Che i nostri cugini d’oltralpe soffrano di una abbondante dose di sciovinismo si sa da tempo. La “figlia prediletta della Chiesa” che allusivamente al cristianesimo irride – salvo poi nascondere la mano che ha lanciato il sasso e chiedere imbarazzate scuse – dal Re Sole alla Rivoluzione dell’ ‘89, da Napoleone alla “force de frappe “ non è che un ininterrotto inneggiare alla “grandeur” dei galletti transalpini.
Qualche volta esagerano, ma bisogna comprenderlo.
Tanta boria si spiega solo come forma collettiva ed inconscia di compensazione di qualche recondito complesso storico di inferiorità. In modo particolare, la rivalità è di frequente accesa nei nostri confronti. Quasi che Asterix ed Obelix ancora non riescano a digerire, a duemila e piu’ anni di distanza, le gesta di Cesare ed il “De bello gallico”.

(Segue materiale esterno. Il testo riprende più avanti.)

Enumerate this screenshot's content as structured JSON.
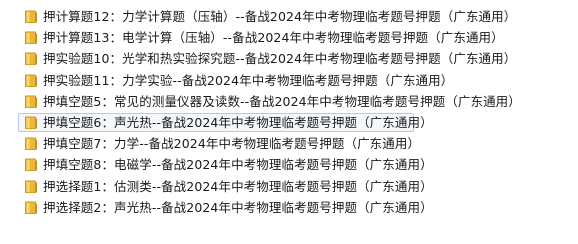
{
  "files": [
    {
      "name": "押计算题12：力学计算题（压轴）--备战2024年中考物理临考题号押题（广东通用）",
      "icon": "folder-icon"
    },
    {
      "name": "押计算题13：电学计算（压轴）--备战2024年中考物理临考题号押题（广东通用）",
      "icon": "folder-icon"
    },
    {
      "name": "押实验题10：光学和热实验探究题--备战2024年中考物理临考题号押题（广东通用）",
      "icon": "folder-icon"
    },
    {
      "name": "押实验题11：力学实验--备战2024年中考物理临考题号押题（广东通用）",
      "icon": "folder-icon"
    },
    {
      "name": "押填空题5：常见的测量仪器及读数--备战2024年中考物理临考题号押题（广东通用）",
      "icon": "folder-icon"
    },
    {
      "name": "押填空题6：声光热--备战2024年中考物理临考题号押题（广东通用）",
      "icon": "folder-icon",
      "selected": true
    },
    {
      "name": "押填空题7：力学--备战2024年中考物理临考题号押题（广东通用）",
      "icon": "folder-icon"
    },
    {
      "name": "押填空题8：电磁学--备战2024年中考物理临考题号押题（广东通用）",
      "icon": "folder-icon"
    },
    {
      "name": "押选择题1：估测类--备战2024年中考物理临考题号押题（广东通用）",
      "icon": "folder-icon"
    },
    {
      "name": "押选择题2：声光热--备战2024年中考物理临考题号押题（广东通用）",
      "icon": "folder-icon"
    }
  ],
  "colors": {
    "folder_body": "#e8b83a",
    "folder_dark": "#c98f1c",
    "folder_light": "#f8dc7e",
    "selection_border": "#b9c8de",
    "selection_fill": "#f4f7fc"
  }
}
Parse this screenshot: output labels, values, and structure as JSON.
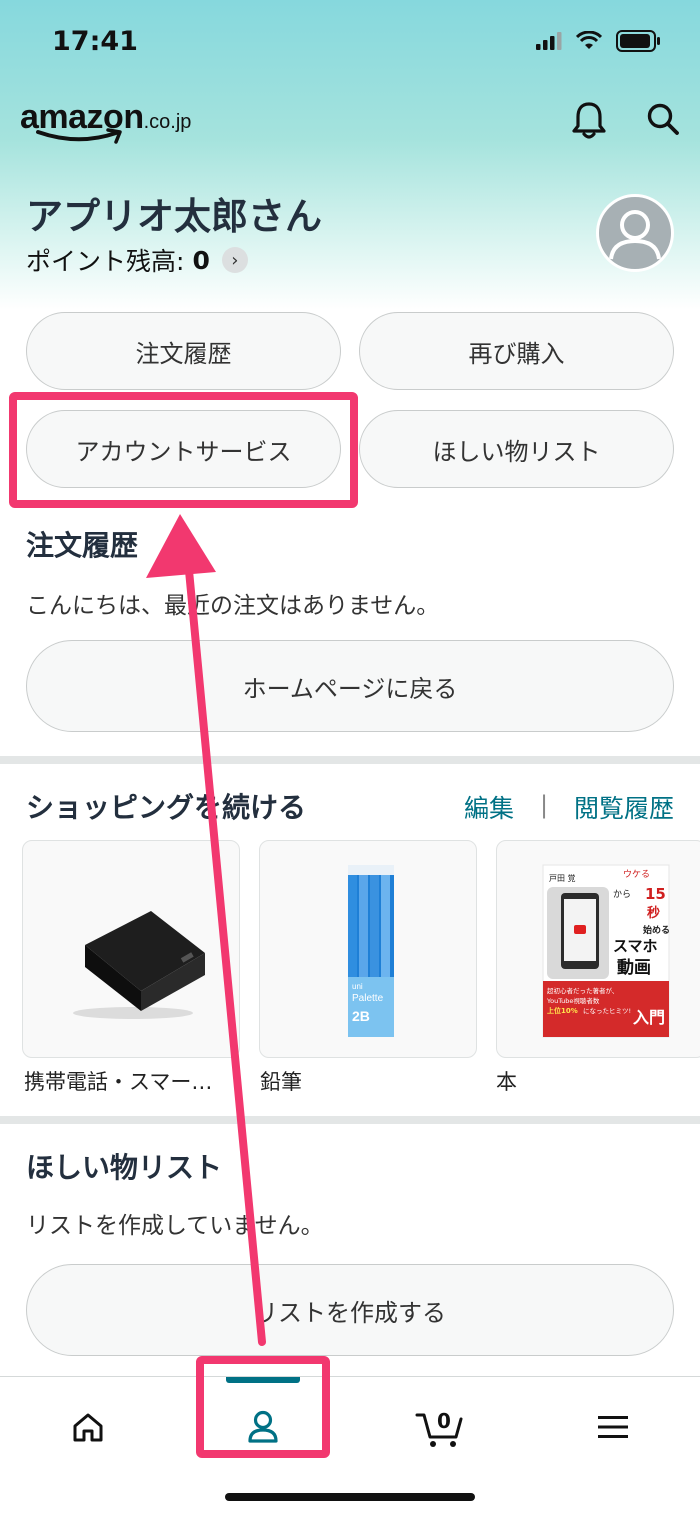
{
  "status": {
    "time": "17:41"
  },
  "logo": {
    "main": "amazon",
    "suffix": ".co.jp"
  },
  "profile": {
    "greeting": "アプリオ太郎さん",
    "points_label": "ポイント残高:",
    "points_value": "0"
  },
  "quick_buttons": {
    "orders": "注文履歴",
    "buy_again": "再び購入",
    "account_services": "アカウントサービス",
    "wishlist": "ほしい物リスト"
  },
  "orders_section": {
    "title": "注文履歴",
    "message": "こんにちは、最近の注文はありません。",
    "button": "ホームページに戻る"
  },
  "continue_shopping": {
    "title": "ショッピングを続ける",
    "edit_link": "編集",
    "separator": "|",
    "history_link": "閲覧履歴",
    "items": [
      {
        "label": "携帯電話・スマー…"
      },
      {
        "label": "鉛筆"
      },
      {
        "label": "本"
      }
    ]
  },
  "pencil_box": {
    "brand": "uni",
    "name": "Palette",
    "grade": "2B"
  },
  "book_cover": {
    "author": "戸田 覚",
    "tag": "ウケる",
    "title_number": "15",
    "title_unit": "秒",
    "title_from": "から",
    "title_start": "始める",
    "title_main1": "スマホ",
    "title_main2": "動画",
    "title_main3": "入門",
    "band_line1": "超初心者だった著者が、",
    "band_line2": "YouTube視聴者数",
    "band_line3": "上位10%",
    "band_line4": "になったヒミツ!"
  },
  "wishlist_section": {
    "title": "ほしい物リスト",
    "message": "リストを作成していません。",
    "button": "リストを作成する"
  },
  "tabbar": {
    "cart_count": "0",
    "active_tab": "account"
  },
  "colors": {
    "accent": "#007185",
    "highlight": "#f2386f",
    "header_top": "#86d8dd"
  }
}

Una rivalità che, non a caso, invade spesso anche il mondo dello sport. Ne dà, ad esempio, una splendida raffigurazione Paolo Conte con la bellissima canzone dedicata a Bartali “tra francesi che si incazzano” e quando lo vedono, “con quegli occhi allegri da italiano in gita”, in fuga sulle montagne del loro Tour “le palle ancora gli girano….”.
Ma anche sul piano politico succede che sprizzino scintille ed anche la normale dialettica è forse più puntuta che non con altri Paesi.
Ad ogni modo, a fronte dei valori dello sport che ogni Olimpiade evoca, sarebbe lecito attendersi che venissero esaltati il suo universalismo, la capacità unica di abbattere barriere e fare incontrare tanti giovani. Si potrebbe dire l’attitudine di dare libero sfogo alla competizione – diciamo pure al conflitto; “polemos” è pur sempre l’ anima del progresso – senza cadere nella distruttiva contesa bellica.
L’impressione di molti è, invece, che, snocciolando lungo la Senna una gerarchia di barche, barchini, battelli e barchette, la “France” abbia voluto, a costo di sacrificare l’immagine degli atleti, celebrare anzitutto se stessa.
Che anche l’Europa macroniana debba essere intesa a trazione francese?